More than 2,200 people attended CIFOR’s dog and pony show at the Shangri-La Hotel in Jakarta, organised together with Indonesia’s Ministry of Forestry. Holmgren explained that this turning point is a result of three global processes. Holmgren promised that the Forests Asia Summit would show “how central — and integral — forests and landscapes are for making progress in these”.
Here’s how Holmgren sees these three processes, with forests in the centre of each of them.
- The post-2015 agenda and the Sustainable Development Goals:
“We have, and must take, the opportunity to demonstrate that forestry contributes strongly to all development priorities. But for this to happen, sectors must work together to find combined landscape solutions.”
- The next climate agreement:
“The IPCC reports show us just how important are food systems and forest management. They show that adaptation and mitigation in the land-based sectors are a very big part of the solution.”
- The Green Economy initiative:
Green growth with equity, indeed, in my view, starts with sustainable investments in the landscape. Let’s remember that forestry is a cornerstone of the Green Economy.
The “Sustainable Development Goals” came out of the Rio+20 Conference in 2012. They are to be finalised by the UN General Assembly this summer. The Sustainable Development Goals replace the Millennium Development Goals, and were dreamed up in Rio because it was obvious that the Millennium Development Goals would not be met by the deadline of 2015. Not an auspicious start for a “world turning point”.

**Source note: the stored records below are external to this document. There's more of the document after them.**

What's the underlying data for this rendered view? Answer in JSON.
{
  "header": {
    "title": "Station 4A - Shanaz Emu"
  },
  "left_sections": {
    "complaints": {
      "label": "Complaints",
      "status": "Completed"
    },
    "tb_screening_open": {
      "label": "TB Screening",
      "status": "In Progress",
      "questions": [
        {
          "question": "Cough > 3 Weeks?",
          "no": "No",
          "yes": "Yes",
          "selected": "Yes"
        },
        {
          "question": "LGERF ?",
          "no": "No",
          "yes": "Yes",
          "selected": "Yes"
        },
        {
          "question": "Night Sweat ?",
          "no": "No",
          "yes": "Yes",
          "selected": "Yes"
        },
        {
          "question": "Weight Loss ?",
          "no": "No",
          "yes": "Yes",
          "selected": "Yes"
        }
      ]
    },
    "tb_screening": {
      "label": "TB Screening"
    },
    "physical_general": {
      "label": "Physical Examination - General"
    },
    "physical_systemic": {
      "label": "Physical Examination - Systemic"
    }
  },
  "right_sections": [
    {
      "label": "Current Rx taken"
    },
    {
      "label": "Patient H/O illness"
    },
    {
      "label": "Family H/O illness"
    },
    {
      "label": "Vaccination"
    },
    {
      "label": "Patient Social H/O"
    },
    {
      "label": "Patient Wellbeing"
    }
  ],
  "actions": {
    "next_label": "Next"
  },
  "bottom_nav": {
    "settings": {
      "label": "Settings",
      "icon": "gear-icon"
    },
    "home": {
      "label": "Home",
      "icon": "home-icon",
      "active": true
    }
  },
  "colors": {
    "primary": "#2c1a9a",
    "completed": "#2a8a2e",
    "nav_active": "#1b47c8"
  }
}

The next climate agreement takes over from the 1997 Kyoto Protocol, which utterly failed to reduce CO2 emissions:
The negotiations for the next climate agreement do not include finding ways of leaving fossil fuels in the ground. Without reducing emissions from fossil fuels addressing climate change is impossible, but Holmgren doesn’t mention this omission.
A Green Economy is, according to UNEP, one which is “low carbon, resource efficient and socially inclusive”. Economic growth will continue with money pouring in from the private sector. Emissions will go down, because the economy will be, er, green.
In 2011, UNEP produced a 630-page report about the Green Economy. Perhaps surprisingly, the report doesn’t analyse the global economic and financial crisis – the worst in 80 years. As Larry Lohmann of The CornerHouse points out, the report contains no analysis of the causes of the crisis, or links between financialisation and the Green Economy.
It’s interesting to look at how UNEP views forests through its lens of the Green Economy. Opportunities listed in the report include sustainable forest management, the growth of protected areas, and payments for ecosystem services and REDD+.
These three “opportunities” are all deeply problematic. The concept of sustainable forest management has been used for years by the timber industry to expand industrial logging concessions in primary forests throughout the tropics.
Protected areas have often been set up at the expense of indigenous communities and local communities living in and around the protected areas.
UNEP mentions the Noel Kempff project in Bolivia as a successful payment for ecosystem services project. This is the same project that Greenpeace described as a “Carbon Scam“. In a 2009 report on the project, Greenpeace questioned the project developers’ claims on leakage, additionality, permanence and their ability to measure accurately the amount of carbon stored in the forest.
UNEP and Holmgren both mention Indonesia and Norway’s US$1 billion REDD deal. Of course, neither of them mention the fact that Norway’s money comes from oil. Or that Norway invests far more in forest-destroying companies through its Government Pension Fund – Global than it spends on its attempts to protect forests.
Holmgren introduced Indonesia’s president Susilo Bambang Yudhoyono as “someone who does not shy away from making and keeping commitments”. At another CIFOR event in 2011, Yudhoyono had promised to dedicate the next three years of his presidency to protecting Indonesia’s forests.
Holmgren lists Yudhoyono’s achievements: a moratorium on new forest concessions; the country’s new REDD+ Agency; a constitutional court decision that returned customary forests to indigenous peoples; and Yudhoyono’s promotion of “inclusive, green growth”.
Holmgren didn’t mention the existing forest concessions, that are not addressed by the moratorium and that cover 78% of Central Kalimantan, Indonesia’s pilot REDD province. Neither did he mention the fires in Sumatra that produced record breaking pollution in Singapore last year. Nor did he mention the coal mining boom in Indonesia or the Master Plan for the Acceleration and Expansion of Indonesia’s Economic Development (MP3EI) which proposes new roads, new railways, the expansion of the mining industry, and huge new areas of oil palm and industrial tree plantations.
And obviously, Holmgren didn’t mention the fact that the rate of deforestation since the moratorium has doubled, reaching two million hectares a year in 2011 and 2012.
Holmgren might be right when he says that the world is at a turning point. But if we rely on his proposed solutions, it’s more likely to be the sort of turning point that water takes before plunging out of sight down the plughole.